With a bit of thought, the systems can work together.

We have been blessed with gorgeous fall weather in Oregon the last couple of weeks. While temperatures are beginning to drop (although nothing compared with the snow I’ve already seen on many farms), we have been enjoying the sunshine. A dry fall means we’ve also still been enjoying having the cows on pasture!

It definitely makes me appreciate that we stuck to our plan of wanting to continue pasturing our milk cows when we transitioned to robotic milking. As we went through our research phase, there were many who told us robotics and grazing just don’t work together. While we definitely aren’t experts and we continue to learn, here are a few things we’ve found have worked for our herd over these three grazing seasons with robots.

A pasture exit gate has been the most helpful management tool. This means that a cow with milking permission does not have permission to leave the barn to the pasture. She is instead directed by the pasture exit gate to stay in the barn and must visit the robot before leaving. This keeps a cow who needs to be milked from disappearing into the pasture and becoming really overdue for milking. It has been fun to watch the cows learn this aspect of the system in a free flow barn.

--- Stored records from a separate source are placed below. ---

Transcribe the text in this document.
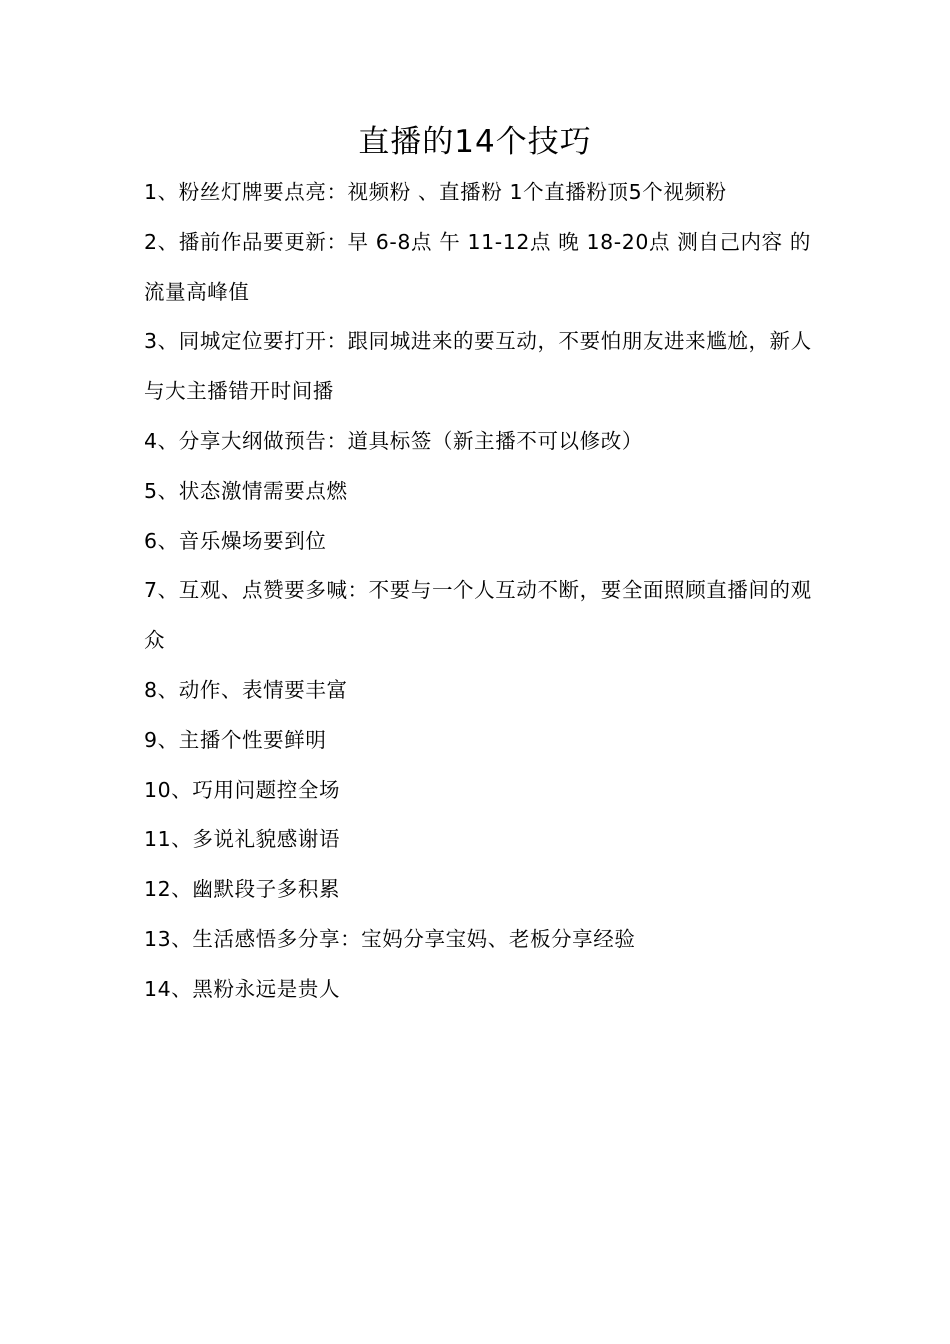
直播的14个技巧
1、粉丝灯牌要点亮：视频粉 、直播粉 1个直播粉顶5个视频粉
2、播前作品要更新：早 6-8点 午 11-12点 晚 18-20点 测自己内容 的流量高峰值
3、同城定位要打开：跟同城进来的要互动，不要怕朋友进来尴尬，新人与大主播错开时间播
4、分享大纲做预告：道具标签（新主播不可以修改）
5、状态激情需要点燃
6、音乐燥场要到位
7、互观、点赞要多喊：不要与一个人互动不断，要全面照顾直播间的观众
8、动作、表情要丰富
9、主播个性要鲜明
10、巧用问题控全场
11、多说礼貌感谢语
12、幽默段子多积累
13、生活感悟多分享：宝妈分享宝妈、老板分享经验
14、黑粉永远是贵人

The next strategy is motivating the cows to come back to the barn so they don’t stay on pasture all day. We accomplish this by not having water access in the field. The cows come back for a drink and keep their robot visits up.

Lastly, we utilize an A/B pasture rotation, meaning we switch pastures every 12 hours. We use smaller strip paddocks while the grass is heavy in the spring.

Grazing and robotic milking definitely brings its challenges, and we certainly don’t have it all figured out. But as fall fades to winter and we close the pasture gates, we will be dreaming of that green spring grass and looking forward to another season of grazing with robots.


Darleen Sichley

The author is a third-generation dairy farmer from Oregon where she farms in partnership with her husband and parents. As a mother of two young boys who round out the family-run operation as micro managers, Darleen blogs about the three generations of her family working together at Guernsey Dairy Mama. Abiqua Acres Mann's Guernsey Dairy is currently home to 90 registered Guernseys and transitioned to a robotic milking system in 2017.